Projet européen : un décrochage des peuples
Concernant le projet européen, l'ancien patron du Quai d'Orsay confie qu'il y a, pour lui, «un problème de décrochage des peuples» observable dès le traité de Maastricht.
Si l'ancien ministre d'Etat reste optimiste, il semble tenir à un certain réalisme : «L'Europe n'est pas coincée, mais elle n'est pas prête pour [les mutations actuelles], elle n'a pas été conçue pour ça. [...] Ce n'est pas l'Europe qui a fait la paix, c'est l'Union soviétique en résistant à Stalingrad et les Américains par le débarquement. [...] Quelques dirigeants européens de l'époque ont eu l'intelligence de se dire : "A partir de cette paix froide, il faut qu'on construise quelque chose." Et cela devient la construction européenne, qui est un marché stratégiquement protégé par l'Amérique. [...] Il n'y a pas du tout dans l'ADN de la construction européenne l'idée de devenir une puissance [...] pour être respectée par Trump, par Poutine, par les Chinois, par les Turcs etc. Mais aujourd'hui, dans la situation où on est, il le faudrait. Il faut que l'Europe mute.»

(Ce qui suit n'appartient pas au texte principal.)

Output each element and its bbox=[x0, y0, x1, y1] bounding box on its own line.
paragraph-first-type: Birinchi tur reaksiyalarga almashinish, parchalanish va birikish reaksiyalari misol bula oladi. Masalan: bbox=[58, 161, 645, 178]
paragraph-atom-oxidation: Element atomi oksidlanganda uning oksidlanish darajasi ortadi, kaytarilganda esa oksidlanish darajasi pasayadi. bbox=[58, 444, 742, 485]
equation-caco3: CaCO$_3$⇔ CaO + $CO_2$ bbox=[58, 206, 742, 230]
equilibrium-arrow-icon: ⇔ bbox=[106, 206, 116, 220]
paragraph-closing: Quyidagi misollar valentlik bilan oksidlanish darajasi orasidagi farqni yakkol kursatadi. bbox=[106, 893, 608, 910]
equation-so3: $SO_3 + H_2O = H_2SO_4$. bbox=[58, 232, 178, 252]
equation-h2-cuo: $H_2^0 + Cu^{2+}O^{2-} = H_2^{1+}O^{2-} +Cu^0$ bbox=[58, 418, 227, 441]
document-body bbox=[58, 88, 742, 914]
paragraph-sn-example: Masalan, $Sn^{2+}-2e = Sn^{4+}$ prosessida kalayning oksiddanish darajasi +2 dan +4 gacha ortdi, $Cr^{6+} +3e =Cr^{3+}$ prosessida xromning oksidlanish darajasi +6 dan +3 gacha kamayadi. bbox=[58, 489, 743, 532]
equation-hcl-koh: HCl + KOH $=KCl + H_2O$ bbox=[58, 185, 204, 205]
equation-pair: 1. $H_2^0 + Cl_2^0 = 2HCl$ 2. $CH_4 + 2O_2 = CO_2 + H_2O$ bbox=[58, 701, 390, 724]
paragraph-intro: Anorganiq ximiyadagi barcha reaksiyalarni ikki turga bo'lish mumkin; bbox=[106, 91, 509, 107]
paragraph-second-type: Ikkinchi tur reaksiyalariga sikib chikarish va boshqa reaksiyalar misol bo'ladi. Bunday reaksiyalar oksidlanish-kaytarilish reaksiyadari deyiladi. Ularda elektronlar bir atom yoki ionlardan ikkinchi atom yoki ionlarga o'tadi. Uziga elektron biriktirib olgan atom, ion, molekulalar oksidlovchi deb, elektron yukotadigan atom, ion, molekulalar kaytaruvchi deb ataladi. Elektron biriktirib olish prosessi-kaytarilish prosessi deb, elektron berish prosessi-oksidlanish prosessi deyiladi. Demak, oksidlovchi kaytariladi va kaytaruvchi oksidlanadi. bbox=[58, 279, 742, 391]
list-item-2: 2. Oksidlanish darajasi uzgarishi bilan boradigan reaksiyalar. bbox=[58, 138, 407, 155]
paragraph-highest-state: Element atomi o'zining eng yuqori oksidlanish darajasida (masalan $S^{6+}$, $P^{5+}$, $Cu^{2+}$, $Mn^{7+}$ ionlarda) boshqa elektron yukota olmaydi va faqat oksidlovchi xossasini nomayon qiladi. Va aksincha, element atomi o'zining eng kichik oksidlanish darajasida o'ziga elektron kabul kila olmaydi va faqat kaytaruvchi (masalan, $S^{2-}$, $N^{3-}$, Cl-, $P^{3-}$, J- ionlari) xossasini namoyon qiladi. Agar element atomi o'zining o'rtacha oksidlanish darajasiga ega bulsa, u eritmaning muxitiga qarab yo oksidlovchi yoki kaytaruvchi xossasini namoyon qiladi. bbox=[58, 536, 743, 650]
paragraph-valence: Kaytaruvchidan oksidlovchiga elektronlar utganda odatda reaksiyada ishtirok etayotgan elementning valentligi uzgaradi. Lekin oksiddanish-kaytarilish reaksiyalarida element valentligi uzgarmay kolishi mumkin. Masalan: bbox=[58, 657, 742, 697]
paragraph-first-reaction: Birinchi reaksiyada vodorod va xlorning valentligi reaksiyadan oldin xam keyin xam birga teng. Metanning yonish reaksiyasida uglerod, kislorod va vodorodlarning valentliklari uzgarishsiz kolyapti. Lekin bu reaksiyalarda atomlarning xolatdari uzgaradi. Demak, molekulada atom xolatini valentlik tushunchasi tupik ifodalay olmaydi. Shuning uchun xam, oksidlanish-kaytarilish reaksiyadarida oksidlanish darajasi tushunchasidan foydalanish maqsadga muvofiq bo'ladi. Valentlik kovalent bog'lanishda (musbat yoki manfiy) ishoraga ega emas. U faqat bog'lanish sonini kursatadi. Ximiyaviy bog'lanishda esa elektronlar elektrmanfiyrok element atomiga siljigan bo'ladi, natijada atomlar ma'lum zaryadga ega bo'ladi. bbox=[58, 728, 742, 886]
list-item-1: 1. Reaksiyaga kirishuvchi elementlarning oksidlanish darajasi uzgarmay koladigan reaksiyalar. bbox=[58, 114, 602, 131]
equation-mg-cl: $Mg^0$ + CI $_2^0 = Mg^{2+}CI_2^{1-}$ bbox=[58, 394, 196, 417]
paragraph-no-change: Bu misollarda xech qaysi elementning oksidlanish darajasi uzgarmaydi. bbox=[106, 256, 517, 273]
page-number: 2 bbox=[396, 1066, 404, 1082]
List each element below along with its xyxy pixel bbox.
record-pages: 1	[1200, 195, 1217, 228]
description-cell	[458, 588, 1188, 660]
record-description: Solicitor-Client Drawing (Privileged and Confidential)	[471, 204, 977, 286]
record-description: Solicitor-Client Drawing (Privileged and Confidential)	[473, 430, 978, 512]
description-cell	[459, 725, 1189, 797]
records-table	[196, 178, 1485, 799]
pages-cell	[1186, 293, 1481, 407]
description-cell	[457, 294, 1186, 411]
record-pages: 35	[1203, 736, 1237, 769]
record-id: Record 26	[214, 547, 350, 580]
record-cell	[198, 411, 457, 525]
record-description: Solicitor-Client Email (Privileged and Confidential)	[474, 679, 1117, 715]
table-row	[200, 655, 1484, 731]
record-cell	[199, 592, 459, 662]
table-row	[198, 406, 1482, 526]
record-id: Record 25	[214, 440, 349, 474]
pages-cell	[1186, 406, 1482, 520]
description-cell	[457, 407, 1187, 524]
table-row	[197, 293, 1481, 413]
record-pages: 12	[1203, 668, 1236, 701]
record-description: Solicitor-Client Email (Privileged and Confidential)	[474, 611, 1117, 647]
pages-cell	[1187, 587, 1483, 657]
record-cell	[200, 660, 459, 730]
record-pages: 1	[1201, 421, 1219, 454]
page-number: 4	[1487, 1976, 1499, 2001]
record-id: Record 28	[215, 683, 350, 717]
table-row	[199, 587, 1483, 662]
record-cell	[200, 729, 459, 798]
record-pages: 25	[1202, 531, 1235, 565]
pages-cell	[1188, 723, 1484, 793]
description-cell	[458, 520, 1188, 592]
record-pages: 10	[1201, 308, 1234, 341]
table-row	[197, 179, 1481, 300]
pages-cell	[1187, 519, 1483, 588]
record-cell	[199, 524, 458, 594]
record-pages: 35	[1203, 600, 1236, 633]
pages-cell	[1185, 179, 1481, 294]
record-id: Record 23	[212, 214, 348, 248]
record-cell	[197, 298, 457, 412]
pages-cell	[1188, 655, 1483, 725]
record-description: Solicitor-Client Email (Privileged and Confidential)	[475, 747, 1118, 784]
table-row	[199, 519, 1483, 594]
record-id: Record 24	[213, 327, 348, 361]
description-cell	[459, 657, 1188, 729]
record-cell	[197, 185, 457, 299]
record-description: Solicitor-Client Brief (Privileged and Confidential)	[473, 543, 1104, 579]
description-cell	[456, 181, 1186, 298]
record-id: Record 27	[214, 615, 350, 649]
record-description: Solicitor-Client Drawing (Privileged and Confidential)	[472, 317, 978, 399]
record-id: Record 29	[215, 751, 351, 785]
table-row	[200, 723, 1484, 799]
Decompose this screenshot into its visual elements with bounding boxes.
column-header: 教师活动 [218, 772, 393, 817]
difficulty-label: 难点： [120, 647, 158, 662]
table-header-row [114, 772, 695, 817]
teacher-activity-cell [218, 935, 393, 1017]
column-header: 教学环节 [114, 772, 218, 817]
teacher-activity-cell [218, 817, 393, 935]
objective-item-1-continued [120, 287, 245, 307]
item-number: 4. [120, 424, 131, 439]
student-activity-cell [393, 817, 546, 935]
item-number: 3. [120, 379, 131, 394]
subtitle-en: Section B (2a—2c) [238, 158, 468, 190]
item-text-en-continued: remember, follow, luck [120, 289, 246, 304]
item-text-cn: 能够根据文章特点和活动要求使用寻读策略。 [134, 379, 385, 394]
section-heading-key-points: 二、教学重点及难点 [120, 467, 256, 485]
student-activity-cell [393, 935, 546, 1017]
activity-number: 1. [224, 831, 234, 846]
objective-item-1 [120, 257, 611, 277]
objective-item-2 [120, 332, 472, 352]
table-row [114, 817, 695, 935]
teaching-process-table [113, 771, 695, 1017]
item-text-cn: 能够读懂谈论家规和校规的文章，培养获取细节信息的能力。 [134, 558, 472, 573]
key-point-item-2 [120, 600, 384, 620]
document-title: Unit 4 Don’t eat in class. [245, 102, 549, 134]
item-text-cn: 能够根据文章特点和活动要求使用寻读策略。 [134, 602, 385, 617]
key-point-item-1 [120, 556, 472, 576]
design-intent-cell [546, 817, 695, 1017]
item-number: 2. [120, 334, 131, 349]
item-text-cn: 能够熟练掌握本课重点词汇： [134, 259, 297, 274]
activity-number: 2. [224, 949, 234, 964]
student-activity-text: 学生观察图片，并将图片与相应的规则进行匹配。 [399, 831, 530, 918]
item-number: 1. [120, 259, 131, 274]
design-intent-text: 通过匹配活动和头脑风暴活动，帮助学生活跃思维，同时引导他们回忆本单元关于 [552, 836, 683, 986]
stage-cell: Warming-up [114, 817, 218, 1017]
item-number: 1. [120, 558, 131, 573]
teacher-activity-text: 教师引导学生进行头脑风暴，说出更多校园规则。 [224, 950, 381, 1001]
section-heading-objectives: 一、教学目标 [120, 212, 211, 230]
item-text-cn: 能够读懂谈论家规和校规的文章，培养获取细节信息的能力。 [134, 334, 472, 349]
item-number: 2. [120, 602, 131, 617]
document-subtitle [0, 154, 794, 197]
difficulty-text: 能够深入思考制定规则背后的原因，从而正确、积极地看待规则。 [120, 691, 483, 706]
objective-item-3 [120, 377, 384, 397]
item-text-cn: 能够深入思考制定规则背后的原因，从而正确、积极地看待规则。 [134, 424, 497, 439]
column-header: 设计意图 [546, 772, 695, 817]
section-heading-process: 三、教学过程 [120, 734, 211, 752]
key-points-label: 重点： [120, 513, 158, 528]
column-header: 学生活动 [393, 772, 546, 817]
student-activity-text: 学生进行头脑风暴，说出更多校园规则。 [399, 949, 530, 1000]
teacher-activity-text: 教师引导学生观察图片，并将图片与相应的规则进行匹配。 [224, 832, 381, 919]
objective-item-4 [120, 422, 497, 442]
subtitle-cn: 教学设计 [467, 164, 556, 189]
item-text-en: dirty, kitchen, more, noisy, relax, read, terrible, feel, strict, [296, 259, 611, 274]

Hubert Védrine renvoie également dans les cordes le rêve fédéraliste qui lui semble manifestement peu probable dans un avenir proche : «Dans sa bulle, un peu bisounours, l'Europe a énormément cru [...] que le commerce international allait tout pacifier. Ce serait sympa si c'était vrai, mais ce ne l'est pas encore. Ce n'est pas avec la vieille idée fédéraliste, qui est sympathique théoriquement, mais dont les peuples ne veulent pas, parce qu'ils ne veulent pas être dissous dans le magma, qu'on va ressortir [de la crise]. Donc il faut un déclic mental sur le fait qu'il faut qu'on devienne une sorte de puissance.»
En observateur aguerri de la politique française, l'ancien diplomate tient à saluer l'attitude d'Emmanuel Macron vis-à-vis de l'Union européenne et notamment la dernière lettre ouverte de ce dernier en faveur de l'Europe : «La dernière lettre [d'Emmanuel Macron] est une lettre intelligente, réaliste, qui s'adresse à l'ensemble des Européens, c'est une bonne approche, [avec] un langage sur les flux migratoires [...] qui est plus net que dans la dernière lettre. Il y a l'idée de faire un Conseil de sécurité en Europe. C'est une idée très importante qui ne figurait pas dans les discours précédents. [...] Il y a des éléments très intéressants dans cette dernière lettre. Surtout, sur cette chaîne, je le dis exprès, j'aimerais bien qu'on lise attentivement la dernière lettre de Macron.»
L'Europe vouée à s'éloigner des Etats-Unis ?
Lorsque la discussion bascule de l'autre côté de l'Atlantique, en particulier sur Donald Trump, Hubert Védrine se montre moins dithyrambique : «Il se fiche totalement de ce que pensent ses propres conseillers, et puis les ministères, sauf son électorat et le monde extérieur. [...] Il peut tout à fait intervenir, prendre à bras le corps un sujet si ça lui paraît important.» Selon l'ancien ministre des Affaires étrangères, le chef d'Etat américain est surtout «obsédé par le fait de maintenir la primauté américaine.»
Pour Hubert Védrine, l'Europe et les Etats-Unis vont s'«éloigner doucement» sans pour autant s'affronter, malgré des désaccords ponctuels, leur partenariat devant être amené à évoluer en fonction de leurs relations respectives avec la Russie et la Chine.